Elif Şafak düşünce ve ifade özgürlüğü ödülünü alırken yaptığı konuşmada yargılamanın kendisinde bir otosansüre yol açtığını anlattı:
“Benim de şimdi içimde bir sansürcü başı var. Eskiden yoktu; ama şimdi var. Onun için, bu ödül böyle bir zamanda geldi ve bana soluk verdi, nefes verdi, kıymeti çok büyük. Müteşekkirim. Tekrar teşekkür ediyorum.”

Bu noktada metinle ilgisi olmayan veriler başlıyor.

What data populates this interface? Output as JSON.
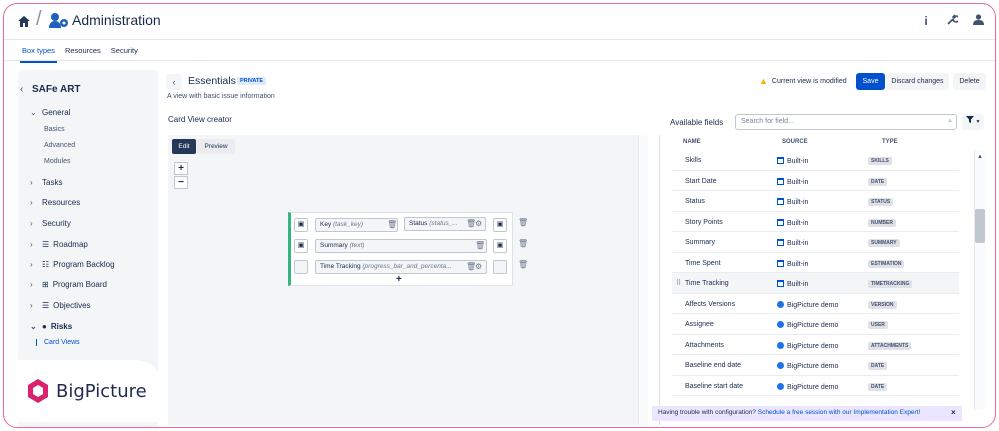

Elif Şafak’a törendeki konuşmasında ifade ettiği içindeki sansürcü başını sorduk:
“Bu, bir süredir benim de düşündüğüm bir şey, hissettiğim, kendimde gözlemlediğim bir şey. Eskiden ben roman yazarken yarattığım karakterlerin, onların cümlelerinin ne sonuç çıkaracağını, nasıl karşılanacağını hiç düşünmezdim. Çünkü bunu düşünmeye başlarsanız edebiyat samimiyetini yitirir; edebiyatçılık samimiyetini yitirir. Fakat bu sene bir süredir belki yazamamamın sebebi de o. Şimdi düşünüyorum; şu temayı yazsam acaba sorun çıkarır mı, böyle bir karakter olsa acaba sorun çıkarır mı diye kendi kendime düşünürken yakaladım. Daha evvel benim içimde böyle bir sansürcü başı yoktu, şimdi var. Onun için, aslında en sakıncalı şeyin de bu olduğunu düşünüyorum. Yani insanın kendi kendini kısıtlamaya başlaması. Hiçbir yasa bunun kadar kısıtlayıcı olamaz aslında.”

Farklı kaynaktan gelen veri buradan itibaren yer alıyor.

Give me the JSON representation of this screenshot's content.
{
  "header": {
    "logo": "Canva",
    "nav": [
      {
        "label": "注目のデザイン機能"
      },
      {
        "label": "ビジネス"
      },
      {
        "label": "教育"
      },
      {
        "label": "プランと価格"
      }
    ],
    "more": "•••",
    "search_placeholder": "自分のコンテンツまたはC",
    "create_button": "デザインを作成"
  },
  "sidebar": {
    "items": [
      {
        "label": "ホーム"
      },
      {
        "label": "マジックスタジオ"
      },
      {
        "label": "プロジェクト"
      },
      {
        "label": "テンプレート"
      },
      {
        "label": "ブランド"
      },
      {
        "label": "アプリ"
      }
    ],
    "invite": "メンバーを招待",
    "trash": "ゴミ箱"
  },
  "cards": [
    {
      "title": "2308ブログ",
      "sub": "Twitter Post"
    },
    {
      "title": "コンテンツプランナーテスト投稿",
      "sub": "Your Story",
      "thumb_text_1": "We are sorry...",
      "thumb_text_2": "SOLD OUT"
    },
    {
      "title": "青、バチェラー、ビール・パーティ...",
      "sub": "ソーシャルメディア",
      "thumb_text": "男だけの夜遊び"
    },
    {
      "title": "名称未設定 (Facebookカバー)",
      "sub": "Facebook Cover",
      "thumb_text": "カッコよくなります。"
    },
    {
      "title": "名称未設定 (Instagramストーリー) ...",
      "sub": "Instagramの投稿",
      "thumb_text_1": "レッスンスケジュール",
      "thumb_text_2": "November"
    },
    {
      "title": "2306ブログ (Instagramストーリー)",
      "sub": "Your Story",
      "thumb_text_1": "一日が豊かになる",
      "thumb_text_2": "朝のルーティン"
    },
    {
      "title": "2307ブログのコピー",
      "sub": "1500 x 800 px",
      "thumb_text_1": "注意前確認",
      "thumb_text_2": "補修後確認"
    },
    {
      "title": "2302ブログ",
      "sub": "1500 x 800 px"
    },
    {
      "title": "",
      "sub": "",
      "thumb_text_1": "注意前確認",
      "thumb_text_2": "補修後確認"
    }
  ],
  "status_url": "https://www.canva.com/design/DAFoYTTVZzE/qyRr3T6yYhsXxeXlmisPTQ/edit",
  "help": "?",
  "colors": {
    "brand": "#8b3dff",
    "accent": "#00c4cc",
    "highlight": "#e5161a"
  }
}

Peki bu sanatınızı nasıl etkiliyor?
“Kendi içimdeki sansürcüyle tam olarak helalleşmeden yeniden roman yazmaya dönmem mümkün değil. Onun için bir süredir zaten yazmıyorum. Yani makale yazarsınız, deneme yazarsınız, daha hayal gücü gerektirmeyen şeyler yazabilirim; ama hayal gücü, çünkü çok dizginleyebildiğim bir şey değil. Zaten dizginlenmemesi gerektiğine inanıyorum. O kulvarda bir süredir bilinçli olarak belki bir şey üretmememin sebebi, kendi içimdeki otosansür mekanizmasıyla şu anda nasıl baş edeceğimi bilmiyorum. O aşamayı geçtikten sonra inşallah tekrar döneceğim romana.”